3. AI and machine learning need cybersecurity and data quality
Artificial intelligence (AI) and machine learning (ML) can help organizations improve business processes and deliver new products and services. But if these technologies are poorly managed, they can become liabilities rather than assets.
Along with data teams, security teams must ensure that all phases of the AI/ML DevOps lifecycle run on secure, robust, and certified platforms. Increasingly, protecting these platforms is fundamental to protecting a company’s intellectual property and competitive advantage.
Artificial intelligence and machine learning can be applied to cybersecurity and business operations. But artificial intelligence and machine learning systems are just as effective as the quality of the data that is entered into them.
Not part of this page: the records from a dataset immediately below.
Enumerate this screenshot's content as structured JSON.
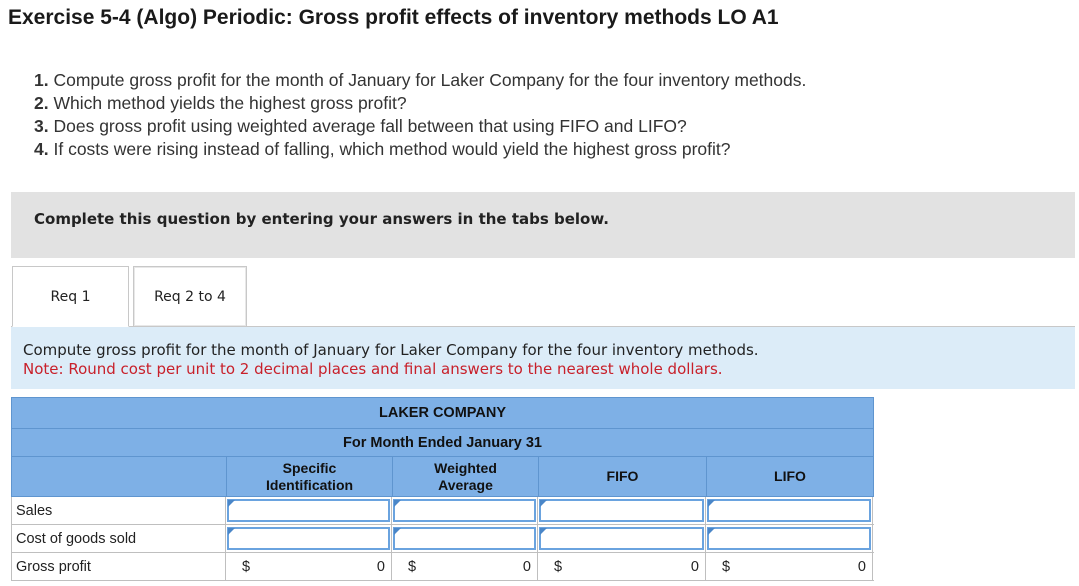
{
  "header": {
    "title": "Exercise 5-4 (Algo) Periodic: Gross profit effects of inventory methods LO A1"
  },
  "questions": [
    {
      "num": "1.",
      "text": "Compute gross profit for the month of January for Laker Company for the four inventory methods."
    },
    {
      "num": "2.",
      "text": "Which method yields the highest gross profit?"
    },
    {
      "num": "3.",
      "text": "Does gross profit using weighted average fall between that using FIFO and LIFO?"
    },
    {
      "num": "4.",
      "text": "If costs were rising instead of falling, which method would yield the highest gross profit?"
    }
  ],
  "banner": {
    "text": "Complete this question by entering your answers in the tabs below."
  },
  "tabs": [
    {
      "label": "Req 1",
      "active": true
    },
    {
      "label": "Req 2 to 4",
      "active": false
    }
  ],
  "instructions": {
    "main": "Compute gross profit for the month of January for Laker Company for the four inventory methods.",
    "note": "Note: Round cost per unit to 2 decimal places and final answers to the nearest whole dollars."
  },
  "worksheet": {
    "company": "LAKER COMPANY",
    "period": "For Month Ended January 31",
    "columns": [
      {
        "line1": "Specific",
        "line2": "Identification"
      },
      {
        "line1": "Weighted",
        "line2": "Average"
      },
      {
        "line1": "FIFO",
        "line2": ""
      },
      {
        "line1": "LIFO",
        "line2": ""
      }
    ],
    "rows": [
      {
        "label": "Sales",
        "values": [
          "",
          "",
          "",
          ""
        ]
      },
      {
        "label": "Cost of goods sold",
        "values": [
          "",
          "",
          "",
          ""
        ]
      },
      {
        "label": "Gross profit",
        "currency": "$",
        "values": [
          "0",
          "0",
          "0",
          "0"
        ]
      }
    ]
  },
  "colors": {
    "header_bg": "#7eb0e6",
    "instruction_bg": "#dcecf8",
    "note_red": "#c8202a",
    "input_border": "#6aa3df"
  }
}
AI-powered security systems must rely on reliable, telemetry, and real-time data that reflects the current state of endpoint security, rather than stale data collected in batches on a daily, weekly, or even monthly basis.
4. WFH shows how disruptive the asset management workflow is
Even before turning into a remote workforce, IT asset management was an overlooked discipline in many IT departments — an aspect of 21st century IT that often relied on 20th century technologies and processes, such as spreadsheets and surveys. .
The application of cloud technology and automation for asset management can give IT departments Accurate and comprehensive endpoint inventories They’ve been missing so far.
Some companies are making progress using modern asset management approaches. Laggards who stick to outdated technologies, including often incomplete or outdated CMDBs, take significant risks in operations, finances, security, and compliance.
5. A rotating chair approach to IT management can make IT teams feel dizzy
Artificial intelligence, machine learning, the cloud, and now augmented and virtual reality: it seems that every major IT transformation requires a new set of IT tools. In an effort to keep up, IT departments can find themselves acquiring fragmented tools and ending up with a mixture of overlapping capabilities and confusing, even redundant workflows. The proliferation of tools risks increasing IT training costs and overheads and reducing the overall effectiveness of IT organizations.
Whenever possible, IT organizations should adopt end-to-end platforms that include multiple tools that are integrated in a coherent manner. Standardization on these broad, feature-rich platforms simplifies training and the processes themselves and improves IT responsiveness even as IT technologies continue to evolve.
6. Zero Trust models emerge to secure endpoints and accounts
One of the most recent changes in enterprise IT includes security risks: 63% of cybersecurity experts report increased threats since the epidemic began. With threats and endpoints becoming ever more diverse, distributed, and fragile, it is time to adopt the “zero trust” model of IT security.
This model assumes that by default no user on any endpoint anywhere can be trusted. In an environment of distrust, no one enters anywhere without authentication.
Zero Trust Security means answering these questions in real time: Who is logging in? on what device? Is the device properly configured? Is it company owned or employee owned? If it’s the latter, does it have the right partitioning software to secure work-related activity while keeping personal data private? Are the operating system and applications updated? Have the latest security patches been installed? Is the endpoint running unauthorized apps? Was it used to access unauthorized sites?
In a rapidly changing IT world with thousands of “trenchless castles” of protection, Zero Trust is an IT security strategy that makes sense on premises, in the cloud, and everywhere remote.
Learn how to accurately and completely answer basic questions about your environment and Updated data on all endpoints – Wherever they are.